Vale lembrar que, para os loteamentos fechados, muitas vezes confundidos com condomínios, a resolução não traz novidades, pois o DAE já dispõe de permissão para medir o consumo individual das residências desses locais.
Prazo para adequação será de 10 anos
A regra não valerá apenas para os prédios e condomínios construídos após a resolução do Conselho Administrativo do DAE, cuja vigência teve início ontem. Contudo, as edificações já consolidadas terão prazo de 10 anos para se adequar.
“Para mim, parece um espaço de tampo longo demais. No entanto, construímos a resolução com uma equipe interdisciplinar e o pessoal da engenharia observou a necessidade de que o prazo fosse maior por conta das adaptações necessárias para viabilizar a medição individual. O custo dessas adequações, segundo me informaram, pode variar muito de acordo com as condições de cada edificação”, explica Elis dos Anjos, diretora financeira da autarquia.
Mais caro
Os prédios e condomínios que já contam com os hidrômetros individuais, mas não autorizarem, via assembleia, a entrada de servidores para a leitura do consumo de cada unidade, passarão a pagar mais pela água imediatamente. O mesmo valerá para as edificações consolidadas que não se adequarem. Nesse caso, no entanto, a tarifa mais pesada passará a valer só daqui a 10 anos, respeitando o prazo concedido pela resolução.
Isso porque o DAE passará a cobrar pelo valor global do consumo. Como a tabela de tarifa é progressiva, quanto maior ele for, mais caro se torna o metro cúbico da água. Hoje, a autarquia utiliza o índice fruto do rateio de cada unidade para o lançamento da cobrança.
É mais ou menos assim: se um prédio com 40 apartamentos utiliza 1.000 metros cúbicos de água, o departamento cobra como se cada unidade tivesse consumido 25 metros cúbicos; o que resultaria, só para tarifa de água, em R$ 1.566,00 ao total ou R$ 39,15 por unidade.
Com a mudança, a cobrança será lançada pelo consumo total da edificação. Dessa forma, a tarifa d’água sairá por R$ 6.690,00 ou R$ 167,25 por apartamento. A variação é de 327%.
“Para esse pessoal que já tem os hidrômetros, não vejo porque não autorizarem. Não acredito que esse será um problema porque já reivindicam a leitura individual há muito tempo”, observa Elis.
Multa
Além disso, para as edificações e condomínios que não se adequarem, a resolução prevê multa correspondente a três vezes o valor do maior consumo registrado pelo condomínio nos últimos 12 meses anteriores à constatação da irregularidade. Essa multa poderá incidir por até três meses e, depois, o DAE cortará o fornecimento de água.
Para todos
Apesar de ajudar pontualmente condomínios que sofrem com a inadimplência sem a cobrança individual pelo consumo de água, a resolução tem caráter abrangente e engloba todos os condomínios e edificações verticais, sejam de ocupação residencial, comercial ou de uso misto.
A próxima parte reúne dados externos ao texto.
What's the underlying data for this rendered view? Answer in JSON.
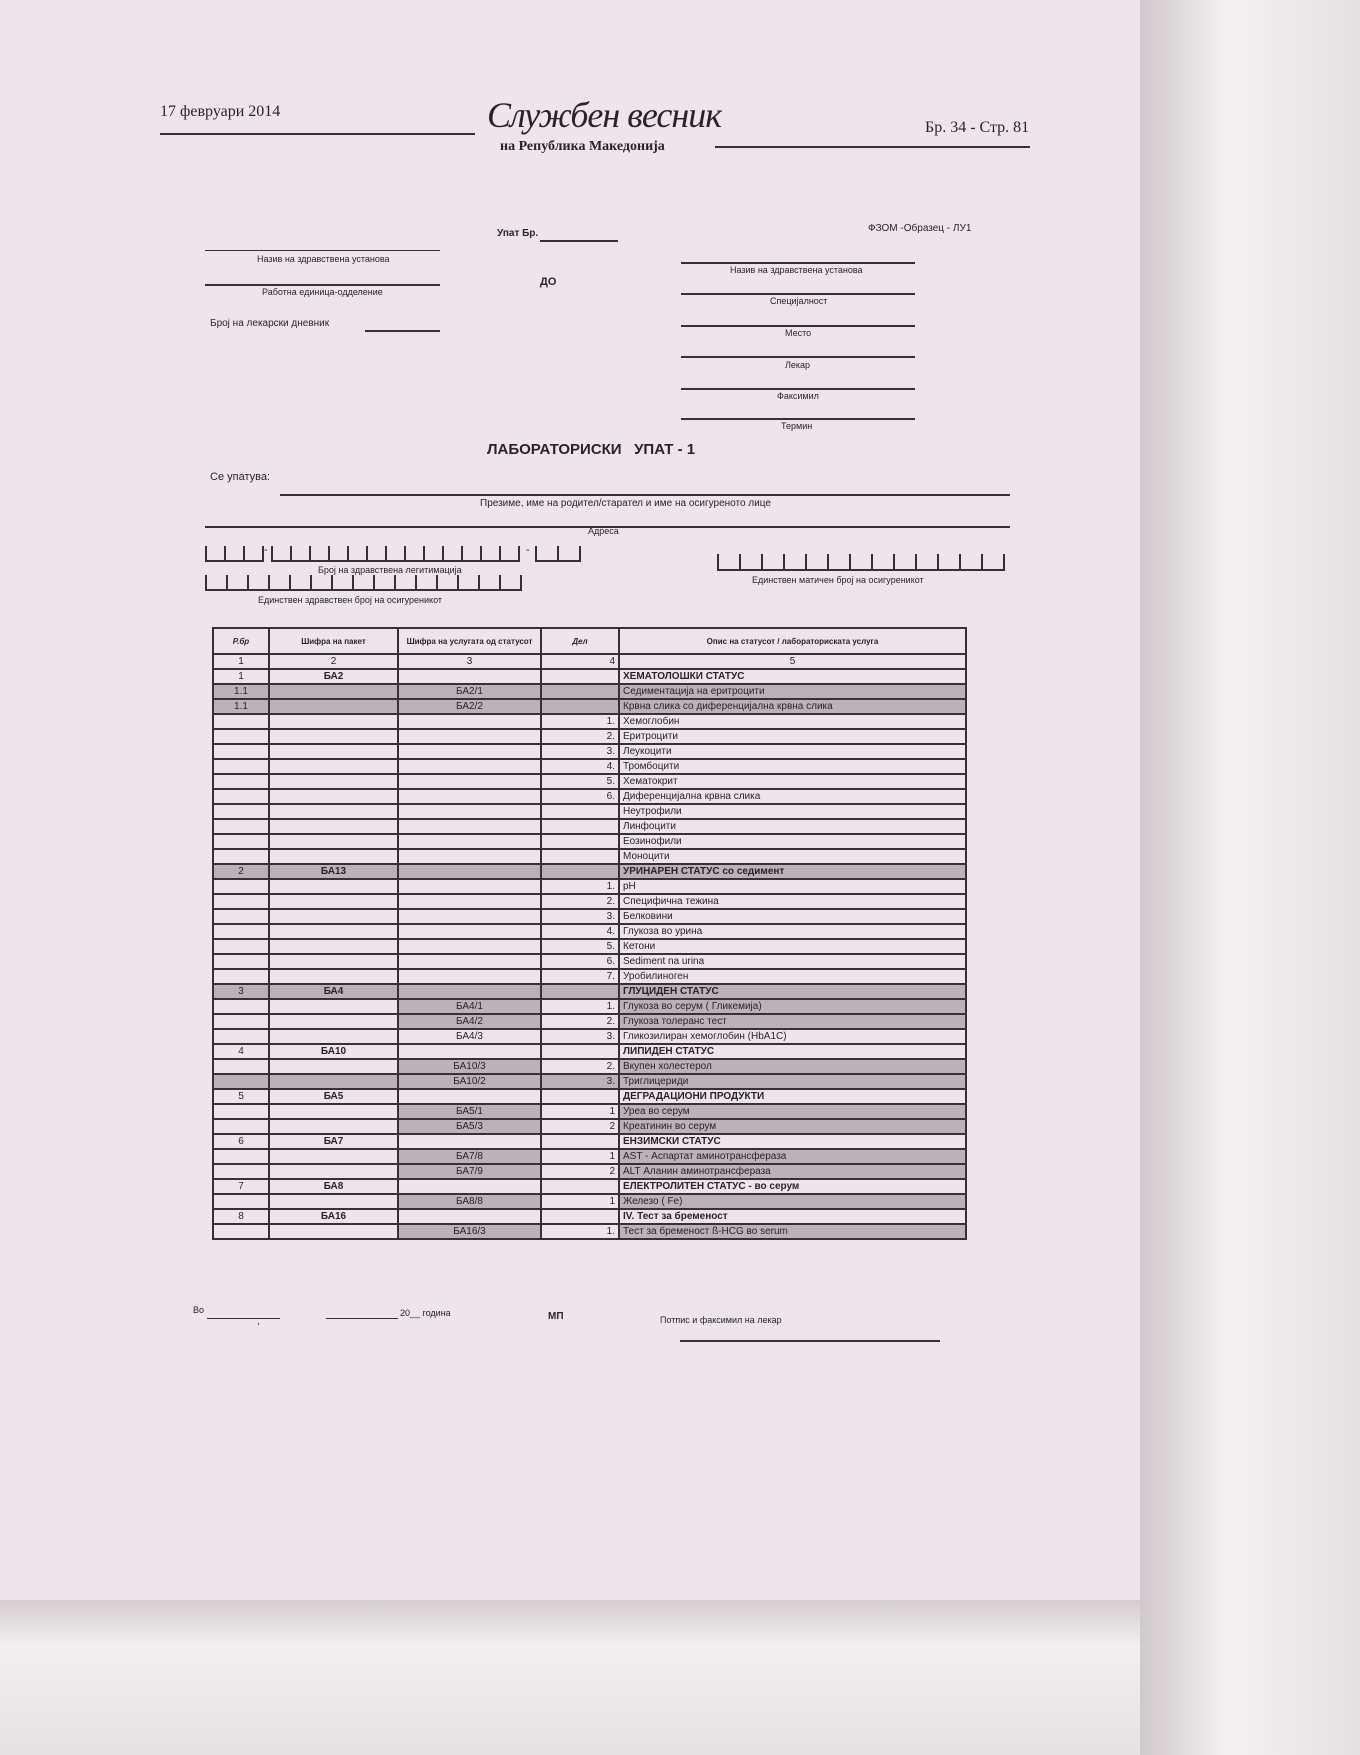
{
  "header": {
    "date": "17 февруари 2014",
    "logo_title": "Службен весник",
    "logo_subtitle": "на Република Македонија",
    "issue_page": "Бр. 34 - Стр. 81"
  },
  "form": {
    "referral_no_label": "Упат Бр.",
    "form_code": "ФЗОМ -Образец - ЛУ1",
    "from_institution_label": "Назив на здравствена установа",
    "work_unit_label": "Работна единица-одделение",
    "journal_no_label": "Број на лекарски дневник",
    "to_label": "ДО",
    "to_institution_label": "Назив на здравствена установа",
    "specialty_label": "Специјалност",
    "place_label": "Место",
    "doctor_label": "Лекар",
    "facsimile_label": "Факсимил",
    "appointment_label": "Термин",
    "title": "ЛАБОРАТОРИСКИ   УПАТ - 1",
    "referred_label": "Се упатува:",
    "name_label": "Презиме, име на родител/старател и име на осигуреното лице",
    "address_label": "Адреса",
    "health_id_label": "Број на здравствена легитимација",
    "unique_health_no_label": "Единствен здравствен број на осигуреникот",
    "embg_label": "Единствен матичен број на осигуреникот"
  },
  "table": {
    "headers": [
      "Р.бр",
      "Шифра на пакет",
      "Шифра на услугата од статусот",
      "Дел",
      "Опис на статусот / лабораториската услуга"
    ],
    "col_numbers": [
      "1",
      "2",
      "3",
      "4",
      "5"
    ],
    "rows": [
      {
        "no": "1",
        "pkg": "БА2",
        "code": "",
        "part": "",
        "desc": "ХЕМАТОЛОШКИ СТАТУС",
        "bold": true,
        "shade": "none"
      },
      {
        "no": "1.1",
        "pkg": "",
        "code": "БА2/1",
        "part": "",
        "desc": "Седиментација на еритроцити",
        "shade": "all"
      },
      {
        "no": "1.1",
        "pkg": "",
        "code": "БА2/2",
        "part": "",
        "desc": "Крвна слика со диференцијална крвна слика",
        "shade": "all"
      },
      {
        "no": "",
        "pkg": "",
        "code": "",
        "part": "1.",
        "desc": "Хемоглобин",
        "shade": "none"
      },
      {
        "no": "",
        "pkg": "",
        "code": "",
        "part": "2.",
        "desc": "Еритроцити",
        "shade": "none"
      },
      {
        "no": "",
        "pkg": "",
        "code": "",
        "part": "3.",
        "desc": "Леукоцити",
        "shade": "none"
      },
      {
        "no": "",
        "pkg": "",
        "code": "",
        "part": "4.",
        "desc": "Тромбоцити",
        "shade": "none"
      },
      {
        "no": "",
        "pkg": "",
        "code": "",
        "part": "5.",
        "desc": "Хематокрит",
        "shade": "none"
      },
      {
        "no": "",
        "pkg": "",
        "code": "",
        "part": "6.",
        "desc": "Диференцијална крвна слика",
        "shade": "none"
      },
      {
        "no": "",
        "pkg": "",
        "code": "",
        "part": "",
        "desc": "Неутрофили",
        "shade": "none"
      },
      {
        "no": "",
        "pkg": "",
        "code": "",
        "part": "",
        "desc": "Линфоцити",
        "shade": "none"
      },
      {
        "no": "",
        "pkg": "",
        "code": "",
        "part": "",
        "desc": "Еозинофили",
        "shade": "none"
      },
      {
        "no": "",
        "pkg": "",
        "code": "",
        "part": "",
        "desc": "Моноцити",
        "shade": "none"
      },
      {
        "no": "2",
        "pkg": "БА13",
        "code": "",
        "part": "",
        "desc": "УРИНАРЕН СТАТУС со седимент",
        "bold": true,
        "shade": "all"
      },
      {
        "no": "",
        "pkg": "",
        "code": "",
        "part": "1.",
        "desc": "pH",
        "shade": "none"
      },
      {
        "no": "",
        "pkg": "",
        "code": "",
        "part": "2.",
        "desc": "Специфична тежина",
        "shade": "none"
      },
      {
        "no": "",
        "pkg": "",
        "code": "",
        "part": "3.",
        "desc": "Белковини",
        "shade": "none"
      },
      {
        "no": "",
        "pkg": "",
        "code": "",
        "part": "4.",
        "desc": "Глукоза во урина",
        "shade": "none"
      },
      {
        "no": "",
        "pkg": "",
        "code": "",
        "part": "5.",
        "desc": "Кетони",
        "shade": "none"
      },
      {
        "no": "",
        "pkg": "",
        "code": "",
        "part": "6.",
        "desc": "Sediment na urina",
        "shade": "none"
      },
      {
        "no": "",
        "pkg": "",
        "code": "",
        "part": "7.",
        "desc": "Уробилиноген",
        "shade": "none"
      },
      {
        "no": "3",
        "pkg": "БА4",
        "code": "",
        "part": "",
        "desc": "ГЛУЦИДЕН СТАТУС",
        "bold": true,
        "shade": "all"
      },
      {
        "no": "",
        "pkg": "",
        "code": "БА4/1",
        "part": "1.",
        "desc": "Глукоза во серум ( Гликемија)",
        "shade": "part"
      },
      {
        "no": "",
        "pkg": "",
        "code": "БА4/2",
        "part": "2.",
        "desc": "Глукоза толеранс тест",
        "shade": "part"
      },
      {
        "no": "",
        "pkg": "",
        "code": "БА4/3",
        "part": "3.",
        "desc": "Гликозилиран хемоглобин (HbA1C)",
        "shade": "none"
      },
      {
        "no": "4",
        "pkg": "БА10",
        "code": "",
        "part": "",
        "desc": "ЛИПИДЕН СТАТУС",
        "bold": true,
        "shade": "none"
      },
      {
        "no": "",
        "pkg": "",
        "code": "БА10/3",
        "part": "2.",
        "desc": "Вкупен холестерол",
        "shade": "part"
      },
      {
        "no": "",
        "pkg": "",
        "code": "БА10/2",
        "part": "3.",
        "desc": "Триглицериди",
        "shade": "all"
      },
      {
        "no": "5",
        "pkg": "БА5",
        "code": "",
        "part": "",
        "desc": "ДЕГРАДАЦИОНИ ПРОДУКТИ",
        "bold": true,
        "shade": "none"
      },
      {
        "no": "",
        "pkg": "",
        "code": "БА5/1",
        "part": "1",
        "desc": "Уреа во серум",
        "shade": "part"
      },
      {
        "no": "",
        "pkg": "",
        "code": "БА5/3",
        "part": "2",
        "desc": "Креатинин во серум",
        "shade": "part"
      },
      {
        "no": "6",
        "pkg": "БА7",
        "code": "",
        "part": "",
        "desc": "ЕНЗИМСКИ СТАТУС",
        "bold": true,
        "shade": "none"
      },
      {
        "no": "",
        "pkg": "",
        "code": "БА7/8",
        "part": "1",
        "desc": "AST - Аспартат аминотрансфераза",
        "shade": "part"
      },
      {
        "no": "",
        "pkg": "",
        "code": "БА7/9",
        "part": "2",
        "desc": "ALT Аланин аминотрансфераза",
        "shade": "part"
      },
      {
        "no": "7",
        "pkg": "БА8",
        "code": "",
        "part": "",
        "desc": "ЕЛЕКТРОЛИТЕН СТАТУС - во серум",
        "bold": true,
        "shade": "none"
      },
      {
        "no": "",
        "pkg": "",
        "code": "БА8/8",
        "part": "1",
        "desc": "Железо ( Fe)",
        "shade": "part"
      },
      {
        "no": "8",
        "pkg": "БА16",
        "code": "",
        "part": "",
        "desc": "IV. Тест за бременост",
        "bold": true,
        "shade": "none"
      },
      {
        "no": "",
        "pkg": "",
        "code": "БА16/3",
        "part": "1.",
        "desc": "Тест за бременост ß-HCG во serum",
        "shade": "part"
      }
    ]
  },
  "footer": {
    "in_label": "Во",
    "year_label": "20__ година",
    "stamp_label": "МП",
    "signature_label": "Потпис и факсимил на лекар"
  }
}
Na resolução publicada nessa terça-feira, o Conselho Administrativo do DAE, chefiado pelo presidente Giasone Candia, endossa a necessidade de criação de regras para a medição do consumo real de água, de forma mais clara e justa.
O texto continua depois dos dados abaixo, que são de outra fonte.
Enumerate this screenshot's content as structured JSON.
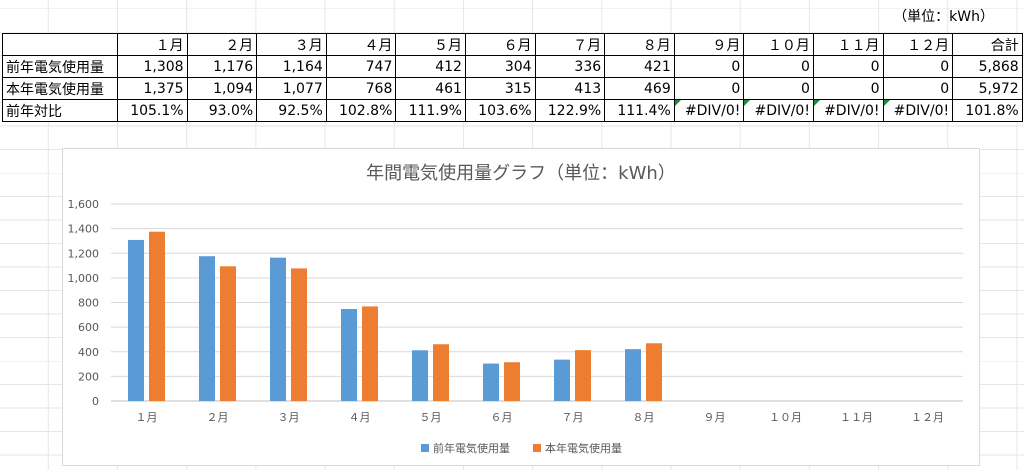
{
  "unit_label": "（単位：kWh）",
  "table": {
    "months": [
      "１月",
      "２月",
      "３月",
      "４月",
      "５月",
      "６月",
      "７月",
      "８月",
      "９月",
      "１０月",
      "１１月",
      "１２月"
    ],
    "total_label": "合計",
    "rows": [
      {
        "label": "前年電気使用量",
        "values": [
          "1,308",
          "1,176",
          "1,164",
          "747",
          "412",
          "304",
          "336",
          "421",
          "0",
          "0",
          "0",
          "0"
        ],
        "total": "5,868"
      },
      {
        "label": "本年電気使用量",
        "values": [
          "1,375",
          "1,094",
          "1,077",
          "768",
          "461",
          "315",
          "413",
          "469",
          "0",
          "0",
          "0",
          "0"
        ],
        "total": "5,972"
      },
      {
        "label": "前年対比",
        "values": [
          "105.1%",
          "93.0%",
          "92.5%",
          "102.8%",
          "111.9%",
          "103.6%",
          "122.9%",
          "111.4%",
          "#DIV/0!",
          "#DIV/0!",
          "#DIV/0!",
          "#DIV/0!"
        ],
        "total": "101.8%"
      }
    ]
  },
  "chart_data": {
    "type": "bar",
    "title": "年間電気使用量グラフ（単位：kWh）",
    "categories": [
      "１月",
      "２月",
      "３月",
      "４月",
      "５月",
      "６月",
      "７月",
      "８月",
      "９月",
      "１０月",
      "１１月",
      "１２月"
    ],
    "series": [
      {
        "name": "前年電気使用量",
        "color": "#5b9bd5",
        "values": [
          1308,
          1176,
          1164,
          747,
          412,
          304,
          336,
          421,
          0,
          0,
          0,
          0
        ]
      },
      {
        "name": "本年電気使用量",
        "color": "#ed7d31",
        "values": [
          1375,
          1094,
          1077,
          768,
          461,
          315,
          413,
          469,
          0,
          0,
          0,
          0
        ]
      }
    ],
    "ylim": [
      0,
      1600
    ],
    "yticks": [
      "0",
      "200",
      "400",
      "600",
      "800",
      "1,000",
      "1,200",
      "1,400",
      "1,600"
    ],
    "grid": true,
    "legend": "bottom"
  }
}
“Uma medição individualizada demonstra ao contribuinte a verdade de seu consumo e incentiva medidas de economia e uso racional, pois se paga pelo que foi realmente consumido”, expõe o texto.
Giasone considera ainda que a leitura do consumido individual é instrumento para coibir abusos cometidos em moradias coletivas e outros problemas, “pois cada um responderá pela sua inércia”.
De acordo com a resolução, além dos hidrômetros individuais, os prédios e condomínios deverão providenciar macromedidores para a apuração do consumo comum, como os de serviços de limpeza e manutenção, por exemplo.